Diagnostic tests for mixed hearing loss:

  • Audiometry – This test measures your hearing sensitivity across various frequencies, helping to determine the type and degree of hearing loss.
  • Tympanometry – This test assesses the function of the middle ear by measuring how the eardrum responds to changes in air pressure.
  • Otoacoustic emissions (OAE) – This is a hearing test that measures the sounds produced by the tiny hair cells in the inner ear. This test helps evaluate the function of these cells and how they respond to sound.
  • Speech audiometry – This test evaluates a patient's ability to understand speech at various volume levels and in different listening conditions.
  • Weber Test – This is a type of tuning fork test that checks for differences in sound perception between both ears.


The approach your doctor takes to treating your mixed hearing loss is determined by the root cause and the extent of your condition.

Mixed hearing loss treatment options include:

  • Hearing aids – These devices amplify sounds, making it easier for individuals with mixed hearing loss to hear and understand speech. Different types and styles of hearing aids are available to accommodate individual needs.
  • Assistive listening devices – These devices can help you better understand speech in challenging listening situations, such as watching television, attending meetings, or talking on the phone.
  • Middle ear surgery – Your doctor may perform surgery to correct structural problems in your ears.
  • Cochlear implants – If someone has severe sensorineural hearing loss and hearing aids do not help, they may be able to get a cochlear implant. Cochlear implants work by sending signals directly to the hearing nerve, even if the hair cells in the inner ear are damaged.
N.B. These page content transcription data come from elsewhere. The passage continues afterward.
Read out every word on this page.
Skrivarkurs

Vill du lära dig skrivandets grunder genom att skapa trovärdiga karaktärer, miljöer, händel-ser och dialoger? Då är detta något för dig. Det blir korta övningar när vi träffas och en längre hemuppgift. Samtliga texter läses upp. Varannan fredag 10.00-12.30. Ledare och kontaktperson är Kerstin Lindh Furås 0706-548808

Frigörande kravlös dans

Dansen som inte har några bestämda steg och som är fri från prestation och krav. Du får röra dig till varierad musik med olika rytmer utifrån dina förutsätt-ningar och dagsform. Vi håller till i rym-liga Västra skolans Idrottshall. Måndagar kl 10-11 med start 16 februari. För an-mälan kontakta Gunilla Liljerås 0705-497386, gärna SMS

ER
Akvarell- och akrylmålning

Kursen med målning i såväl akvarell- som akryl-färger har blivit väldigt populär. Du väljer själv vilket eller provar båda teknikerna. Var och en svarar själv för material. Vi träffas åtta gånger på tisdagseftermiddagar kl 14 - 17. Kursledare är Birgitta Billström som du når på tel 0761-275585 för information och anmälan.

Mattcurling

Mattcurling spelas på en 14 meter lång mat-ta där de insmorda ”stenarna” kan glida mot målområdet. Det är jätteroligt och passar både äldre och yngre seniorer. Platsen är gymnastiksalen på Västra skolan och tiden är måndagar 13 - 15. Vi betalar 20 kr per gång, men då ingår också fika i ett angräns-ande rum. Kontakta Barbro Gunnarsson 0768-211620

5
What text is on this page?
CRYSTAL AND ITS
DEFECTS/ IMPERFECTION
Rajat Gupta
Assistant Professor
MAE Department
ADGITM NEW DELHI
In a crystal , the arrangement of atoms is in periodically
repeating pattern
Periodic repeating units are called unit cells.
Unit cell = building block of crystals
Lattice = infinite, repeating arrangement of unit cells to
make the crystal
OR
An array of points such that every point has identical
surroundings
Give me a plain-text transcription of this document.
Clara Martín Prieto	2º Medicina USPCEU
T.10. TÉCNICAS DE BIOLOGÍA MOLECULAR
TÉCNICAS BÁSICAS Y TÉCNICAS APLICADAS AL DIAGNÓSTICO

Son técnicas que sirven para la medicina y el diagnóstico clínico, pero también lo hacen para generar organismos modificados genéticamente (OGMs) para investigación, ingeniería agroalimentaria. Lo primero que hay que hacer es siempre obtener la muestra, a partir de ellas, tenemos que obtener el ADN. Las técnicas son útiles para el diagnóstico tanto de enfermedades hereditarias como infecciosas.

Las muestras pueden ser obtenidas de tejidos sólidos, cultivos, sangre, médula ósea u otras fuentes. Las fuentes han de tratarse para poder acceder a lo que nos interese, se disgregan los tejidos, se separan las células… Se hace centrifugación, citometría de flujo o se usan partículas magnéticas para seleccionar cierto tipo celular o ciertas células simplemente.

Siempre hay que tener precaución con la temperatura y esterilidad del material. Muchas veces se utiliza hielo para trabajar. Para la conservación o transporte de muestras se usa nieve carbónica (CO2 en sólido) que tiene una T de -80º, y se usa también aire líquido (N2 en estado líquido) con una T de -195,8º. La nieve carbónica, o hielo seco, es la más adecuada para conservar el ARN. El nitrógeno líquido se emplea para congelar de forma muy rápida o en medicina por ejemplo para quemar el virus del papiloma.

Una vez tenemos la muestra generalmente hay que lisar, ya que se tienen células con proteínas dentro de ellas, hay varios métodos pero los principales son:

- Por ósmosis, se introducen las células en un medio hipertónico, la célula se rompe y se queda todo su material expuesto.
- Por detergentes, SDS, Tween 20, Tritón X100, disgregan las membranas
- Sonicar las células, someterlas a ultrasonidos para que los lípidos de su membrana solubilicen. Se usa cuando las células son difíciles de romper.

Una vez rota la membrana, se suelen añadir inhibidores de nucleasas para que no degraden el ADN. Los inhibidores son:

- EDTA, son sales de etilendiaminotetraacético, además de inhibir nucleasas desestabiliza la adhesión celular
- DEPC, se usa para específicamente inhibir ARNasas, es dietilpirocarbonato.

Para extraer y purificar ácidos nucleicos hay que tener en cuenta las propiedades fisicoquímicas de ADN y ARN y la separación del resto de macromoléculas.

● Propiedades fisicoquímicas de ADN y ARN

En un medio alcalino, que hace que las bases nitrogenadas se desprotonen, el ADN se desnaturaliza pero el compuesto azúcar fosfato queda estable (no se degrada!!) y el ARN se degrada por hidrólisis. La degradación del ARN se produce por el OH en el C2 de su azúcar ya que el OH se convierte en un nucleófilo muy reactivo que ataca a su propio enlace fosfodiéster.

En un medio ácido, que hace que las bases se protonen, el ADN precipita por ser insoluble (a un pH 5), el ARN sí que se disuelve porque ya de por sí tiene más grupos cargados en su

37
This can improve the person's ability to hear and understand sounds.


While not all cases of mixed hearing loss can be prevented, there are several steps you can take to reduce their risk.

Prevention tips include:

  • Protect your ears – Wear earplugs or earmuffs when exposed to loud noises, whether at work or during recreational activities.
  • Limit exposure to loud sounds – Keep the volume on headphones and electronic devices at a moderate level and take breaks when listening for long periods.
  • Maintain good ear hygiene – Avoid inserting objects into the ear canal, as this can cause injury and increase the risk of infection.
  • Seek prompt medical attention – If you suspect an ear infection or notice a sudden change in your hearing, consult a healthcare professional as soon as possible to prevent complications and further hearing loss.


Untreated mixed hearing loss can lead to various complications. Prolonged hearing loss can strain personal and professional relationships, as communication becomes more challenging. Neglecting untreated hearing loss can put individuals at a higher risk of isolation, depression, and a decline in cognitive function. Delays in seeking treatment can also make it more difficult to adapt to hearing aids or other interventions, as the brain may have difficulty processing auditory information after an extended period of reduced stimulation.